Using production data for testing
And how it affects high-quality software development
Many organizations have a test or QA environment that is connected to a test/QA data source – the database with test data. Some of these test databases contain fake data that is made up by QA engineers. This fake data is either produced by hand or by self-built scripts. Yes; this seems pretty outdated, but it still happens a lot. However, this method causes certain problems: many production issues are due to the lack of realistic test data. Dummy data doesn’t contain every data issue present in production, which may result in bad or even useless test results.
Testing with production data
To ensure software is of the highest quality possible, you’ll need to keep the test environment as “in sync” as possible with production. That’s why many QA teams copy production data to a test environment or the QA data sources to catch more (preferably all) edge cases and issues. But there are a few things to consider regarding working with production data:
- Does the data contain privacy-sensitive information? If so, you need to mask, filter or simply remove this data due to privacy regulations.
- Can the test environment handle that much data? If not, you need to filter the data or select certain cases.
- What happens when you need a new copy of production and it overwrites the earlier changes? Will it break your tests? You would need some sort of refresh option.
- Are there dependencies between data? Then you’d need to test all possible circumstances or settings.

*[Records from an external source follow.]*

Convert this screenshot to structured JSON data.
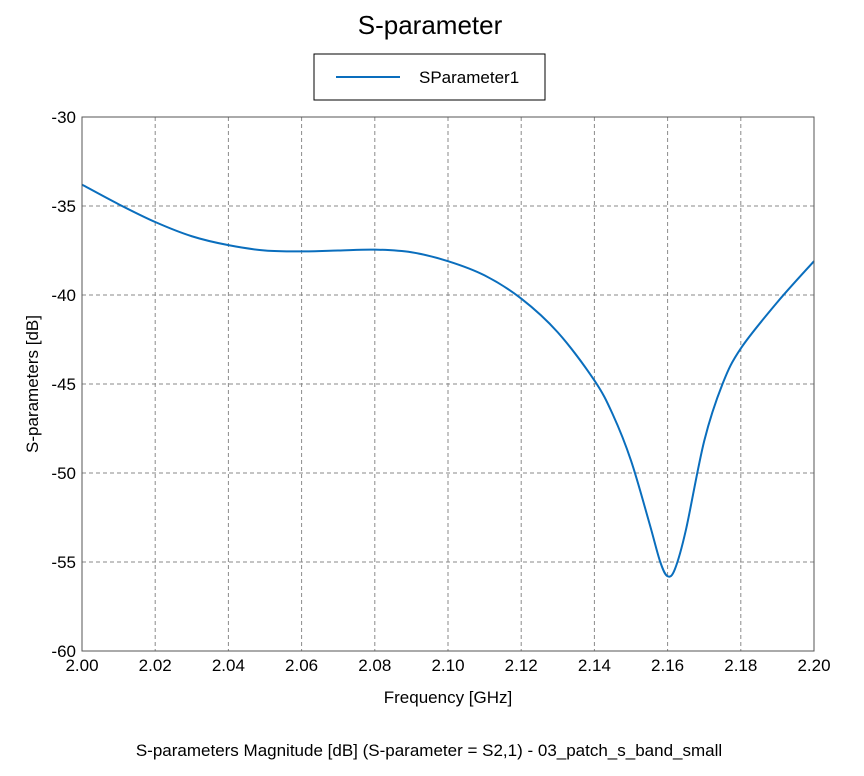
{
  "chart_data": {
    "type": "line",
    "title": "S-parameter",
    "xlabel": "Frequency [GHz]",
    "ylabel": "S-parameters [dB]",
    "caption": "S-parameters Magnitude [dB] (S-parameter = S2,1) - 03_patch_s_band_small",
    "xlim": [
      2.0,
      2.2
    ],
    "ylim": [
      -60,
      -30
    ],
    "xticks": [
      "2.00",
      "2.02",
      "2.04",
      "2.06",
      "2.08",
      "2.10",
      "2.12",
      "2.14",
      "2.16",
      "2.18",
      "2.20"
    ],
    "yticks": [
      "-30",
      "-35",
      "-40",
      "-45",
      "-50",
      "-55",
      "-60"
    ],
    "grid": true,
    "legend_position": "top-center",
    "series": [
      {
        "name": "SParameter1",
        "color": "#0a6ebd",
        "x": [
          2.0,
          2.01,
          2.02,
          2.03,
          2.04,
          2.05,
          2.06,
          2.07,
          2.08,
          2.09,
          2.1,
          2.11,
          2.12,
          2.13,
          2.14,
          2.145,
          2.15,
          2.155,
          2.158,
          2.16,
          2.162,
          2.165,
          2.17,
          2.175,
          2.18,
          2.19,
          2.2
        ],
        "y": [
          -33.8,
          -34.9,
          -35.9,
          -36.7,
          -37.2,
          -37.5,
          -37.55,
          -37.5,
          -37.45,
          -37.6,
          -38.1,
          -38.9,
          -40.2,
          -42.1,
          -44.8,
          -46.7,
          -49.3,
          -52.8,
          -55.0,
          -55.8,
          -55.4,
          -53.2,
          -48.2,
          -45.0,
          -43.0,
          -40.4,
          -38.1
        ]
      }
    ]
  }
}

Risk of using production data for testing
The above points of attention show that testing with (a copy of) production data is not as easy as it sounds. In fact, it can be very risky to just copy production data to a test environment because of possible privacy-sensitive or personally identifiable information. When your systems contain personal data, you need to keep data protection in mind. Also, storage and database license (costs) can become a serious issue. If you make multiple copies of production (one copy for every test team), the size gets out of control quickly and the bill runs high.
But does that mean you can’t use production data in a test environment?

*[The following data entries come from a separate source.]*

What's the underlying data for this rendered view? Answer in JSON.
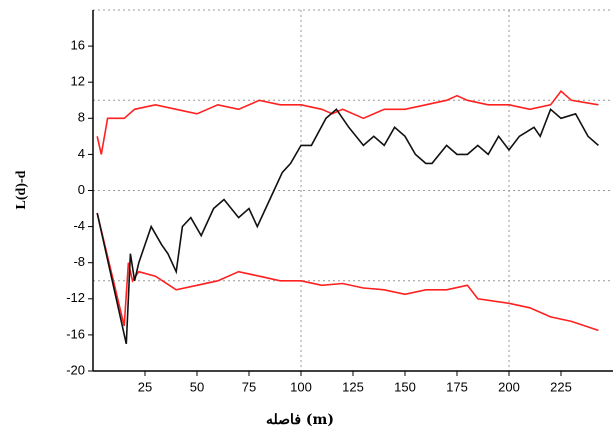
{
  "chart_data": {
    "type": "line",
    "x_label": "فاصله (m)",
    "y_label": "L(d)-d",
    "xlim": [
      0,
      250
    ],
    "ylim": [
      -20,
      20
    ],
    "xticks": [
      25,
      50,
      75,
      100,
      125,
      150,
      175,
      200,
      225
    ],
    "yticks": [
      -20,
      -16,
      -12,
      -8,
      -4,
      0,
      4,
      8,
      12,
      16
    ],
    "xgrid": [
      100,
      200
    ],
    "ygrid": [
      -10,
      0,
      10,
      20
    ],
    "series": [
      {
        "color": "#ff2020",
        "x": [
          2,
          4,
          7,
          15,
          20,
          30,
          40,
          50,
          60,
          70,
          80,
          90,
          100,
          110,
          115,
          120,
          130,
          140,
          150,
          160,
          170,
          175,
          180,
          190,
          200,
          210,
          220,
          225,
          230,
          243
        ],
        "values": [
          6,
          4,
          8,
          8,
          9,
          9.5,
          9,
          8.5,
          9.5,
          9,
          10,
          9.5,
          9.5,
          9,
          8.5,
          9,
          8,
          9,
          9,
          9.5,
          10,
          10.5,
          10,
          9.5,
          9.5,
          9,
          9.5,
          11,
          10,
          9.5
        ]
      },
      {
        "color": "#ff2020",
        "x": [
          2,
          15,
          17,
          19,
          22,
          30,
          40,
          50,
          60,
          70,
          80,
          90,
          100,
          110,
          120,
          130,
          140,
          150,
          160,
          170,
          180,
          185,
          200,
          210,
          220,
          230,
          243
        ],
        "values": [
          -2.5,
          -15,
          -8,
          -10,
          -9,
          -9.5,
          -11,
          -10.5,
          -10,
          -9,
          -9.5,
          -10,
          -10,
          -10.5,
          -10.3,
          -10.8,
          -11,
          -11.5,
          -11,
          -11,
          -10.5,
          -12,
          -12.5,
          -13,
          -14,
          -14.5,
          -15.5
        ]
      },
      {
        "color": "#111111",
        "x": [
          2,
          16,
          18,
          20,
          22,
          28,
          33,
          36,
          40,
          43,
          47,
          52,
          58,
          63,
          70,
          75,
          79,
          85,
          91,
          95,
          100,
          105,
          112,
          117,
          123,
          130,
          135,
          140,
          145,
          150,
          155,
          160,
          163,
          170,
          175,
          180,
          185,
          190,
          195,
          200,
          205,
          212,
          215,
          220,
          225,
          232,
          238,
          243
        ],
        "values": [
          -2.5,
          -17,
          -7,
          -10,
          -8,
          -4,
          -6,
          -7,
          -9,
          -4,
          -3,
          -5,
          -2,
          -1,
          -3,
          -2,
          -4,
          -1,
          2,
          3,
          5,
          5,
          8,
          9,
          7,
          5,
          6,
          5,
          7,
          6,
          4,
          3,
          3,
          5,
          4,
          4,
          5,
          4,
          6,
          4.5,
          6,
          7,
          6,
          9,
          8,
          8.5,
          6,
          5
        ]
      }
    ]
  }
}
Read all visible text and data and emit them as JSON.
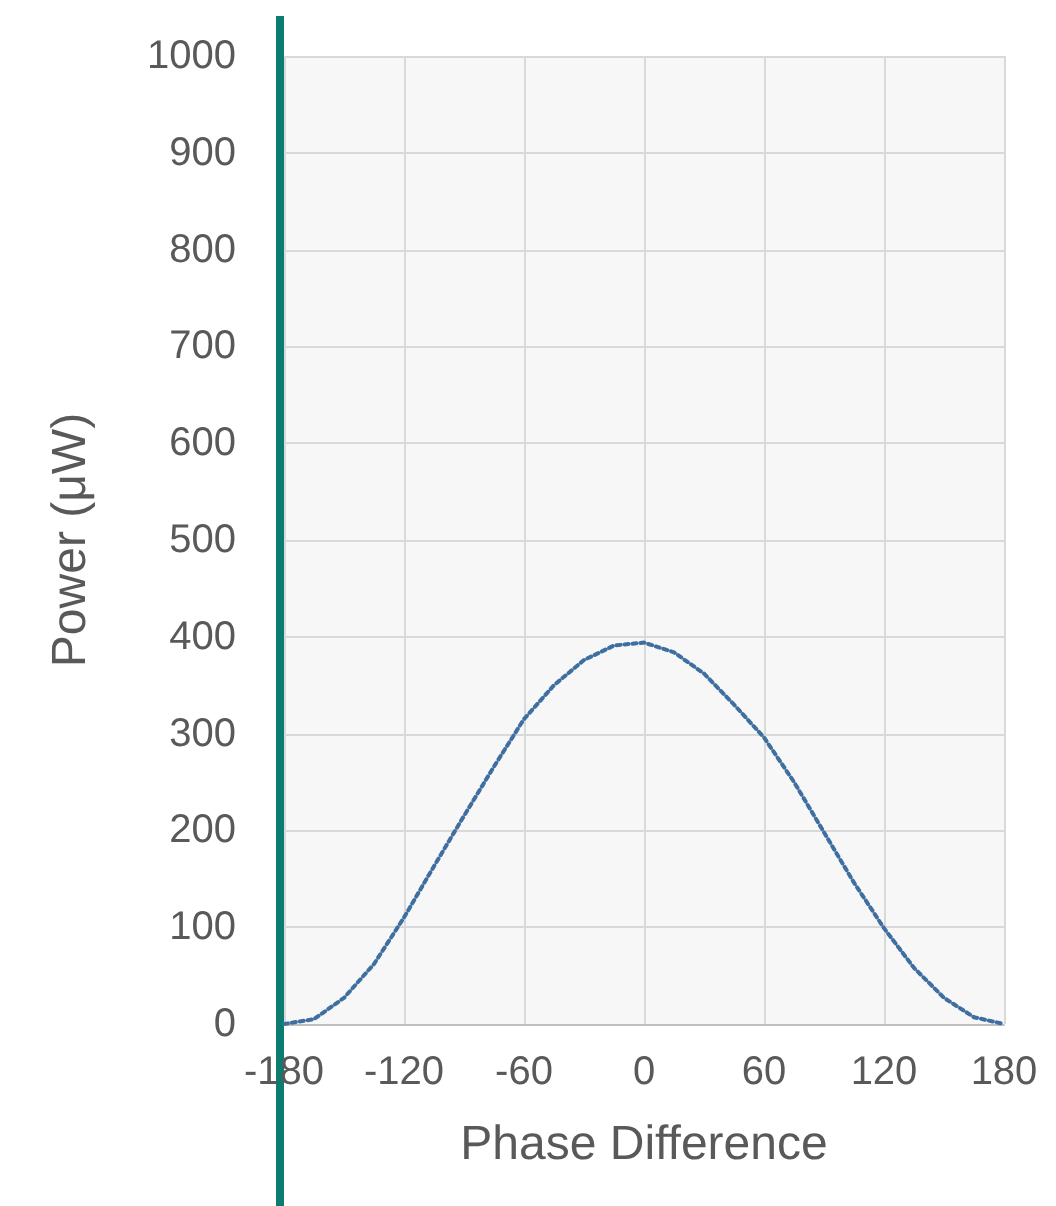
{
  "chart_data": {
    "type": "line",
    "xlabel": "Phase Difference",
    "ylabel": "Power (μW)",
    "x": [
      -180,
      -165,
      -150,
      -135,
      -120,
      -105,
      -90,
      -75,
      -60,
      -45,
      -30,
      -15,
      0,
      15,
      30,
      45,
      60,
      75,
      90,
      105,
      120,
      135,
      150,
      165,
      180
    ],
    "series": [
      {
        "color": "#3f6fa0",
        "values": [
          0,
          5,
          27,
          62,
          110,
          163,
          215,
          266,
          315,
          350,
          376,
          391,
          394,
          384,
          362,
          330,
          296,
          250,
          198,
          146,
          99,
          58,
          27,
          7,
          0
        ]
      }
    ],
    "xlim": [
      -180,
      180
    ],
    "xticks": [
      -180,
      -120,
      -60,
      0,
      60,
      120,
      180
    ],
    "ylim": [
      0,
      1000
    ],
    "yticks": [
      0,
      100,
      200,
      300,
      400,
      500,
      600,
      700,
      800,
      900,
      1000
    ],
    "grid": true,
    "marker": "none",
    "line_style": "dotted"
  }
}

Using production data in a test environment is not impossible, as long as you take compliance and sizing into account. For both of these problems, there is a very good solution: masking privacy-sensitive data with DATPROF Privacy and subsetting data with DATPROF Subset.
Mask production data
You don’t want to risk a fine for breaking privacy laws like the GDPR. With DATPROF Privacy you easily make your test data anonymous. By masking or scrambling the data, DATPROF Software enables you to mask sensitive data so it can’t be traced to a person anymore. For example, you can shuffle first and last names, you can blank fields, generate synthetic data like a new SSN, bank account numbers, create your own masking rules, and many more. It also makes sure that data is consistent over multiple applications and databases.
Subset production data
With its patented algorithm, DATPROF Subset extracts specific selections (even less than 1%) out of the production database. You can specify and filter which data you want to be made available in your subset. You can add extra filters, transform data with column expressions and add extra dependencies or custom foreign keys. This way the subset contains all the issues present in production, but storage isn’t a problem anymore. With subsets, you can enable every test team with a test data set of its own. Plus it’s great for the performance and refresh time when you only work with small subsets instead of full copies.
Production data vs test data
Fake data only won’t help you with high-quality software development. It doesn’t contain production data issues and edge cases you want to discover. So then should you make use of production data in the test environment? Absolutely. The advantages of using real data out of production systems for testing are great. But under the condition that you mask and subset your data before you use it for test and dev. Otherwise, you’ll get in trouble because of the privacy regulations and/or storage problems. Best practices in short: manage your systems, their security, and automation for optimal TDM.
Learn how to manage your test data
What is production data?
Production data is information that is persistenly stored and used to conduct day-to-day business tasks and processes.
Can I use production data for testing?
Yes, you can. But only if you mask the privacy sensitive data to comply with privacy regulations like GDPR, PCI and HIPAA.
Why not just generate synthetic data?
Fake data won’t help you create high quality software. It doesn’t contain production data issues you want to discover.
What are the risks of using production data for testing?
Production systems in many cases contain personally identifiable information. This personal data needs protection – it may not be used for things like development and testing. If you do so, you risk data leakage. Besides, using production data can add up the bill significantly due to it’s size.
What are the advantages of using production data for testing?
Raw production data, real data contains all the edge cases that you need for your tests. If your tests succeed using production data, you know for sure it will work in production. But you at least need to mask it regarding gdpr.